GET /v1/workspace/profile
Returns your user profile record, or null if no profile has been created yet. A profile is automatically provisioned the first time you create or join an organization, or when you call the upsertUserProfile action.

Request headers

Authorization
string
required
Bearer token from your Clerk session.

Response

profile
object or null
required
Your user profile, or null if no profile record exists.

Example

curl --request GET \
  --url https://your-api.example.com/v1/workspace/profile \
  --header 'Authorization: Bearer <your-session-token>'

Get menu core

GET /v1/workspace/menu-core
Returns your user profile, the full memberships array, and the active organization ID in a single request. This is the same data that powers the Safeclose navigation shell, fetched in parallel from the three underlying sources.
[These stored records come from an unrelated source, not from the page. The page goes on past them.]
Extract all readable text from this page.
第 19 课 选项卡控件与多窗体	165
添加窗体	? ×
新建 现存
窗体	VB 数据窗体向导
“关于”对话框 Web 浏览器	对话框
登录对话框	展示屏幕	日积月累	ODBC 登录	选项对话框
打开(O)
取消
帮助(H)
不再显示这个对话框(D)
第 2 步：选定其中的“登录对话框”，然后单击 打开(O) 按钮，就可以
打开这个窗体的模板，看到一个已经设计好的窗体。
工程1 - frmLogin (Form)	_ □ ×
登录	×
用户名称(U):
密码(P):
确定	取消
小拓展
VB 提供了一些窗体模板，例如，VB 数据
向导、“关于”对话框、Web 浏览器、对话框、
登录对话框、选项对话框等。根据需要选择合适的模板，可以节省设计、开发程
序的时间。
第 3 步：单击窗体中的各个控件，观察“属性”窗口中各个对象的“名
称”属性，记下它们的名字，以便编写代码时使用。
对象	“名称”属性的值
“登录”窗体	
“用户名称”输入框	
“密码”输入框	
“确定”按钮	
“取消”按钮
Use this endpoint to bootstrap a client application or to hydrate server-side rendering in a single round trip.

Request headers

Authorization
string
required
Bearer token from your Clerk session.

Response

profile
object or null
required
Your user profile. Same shape as the profile field in get user profile.
memberships
object[]
required
Your organization memberships. Same shape as the array returned by list memberships.
activeOrganizationId
string or null
required
The currently active organization ID. Same value as get active organization ID.
Prefer this endpoint over calling the three individual endpoints separately when your use case requires all three values at startup.

Error cases

StatusError messageCause
401Missing Authorization Bearer token.No Authorization header was sent.
401Invalid or expired token.The Bearer token is malformed or has expired.
404{ "error": "Not found." }Org bundle requested for an org you are not a member of.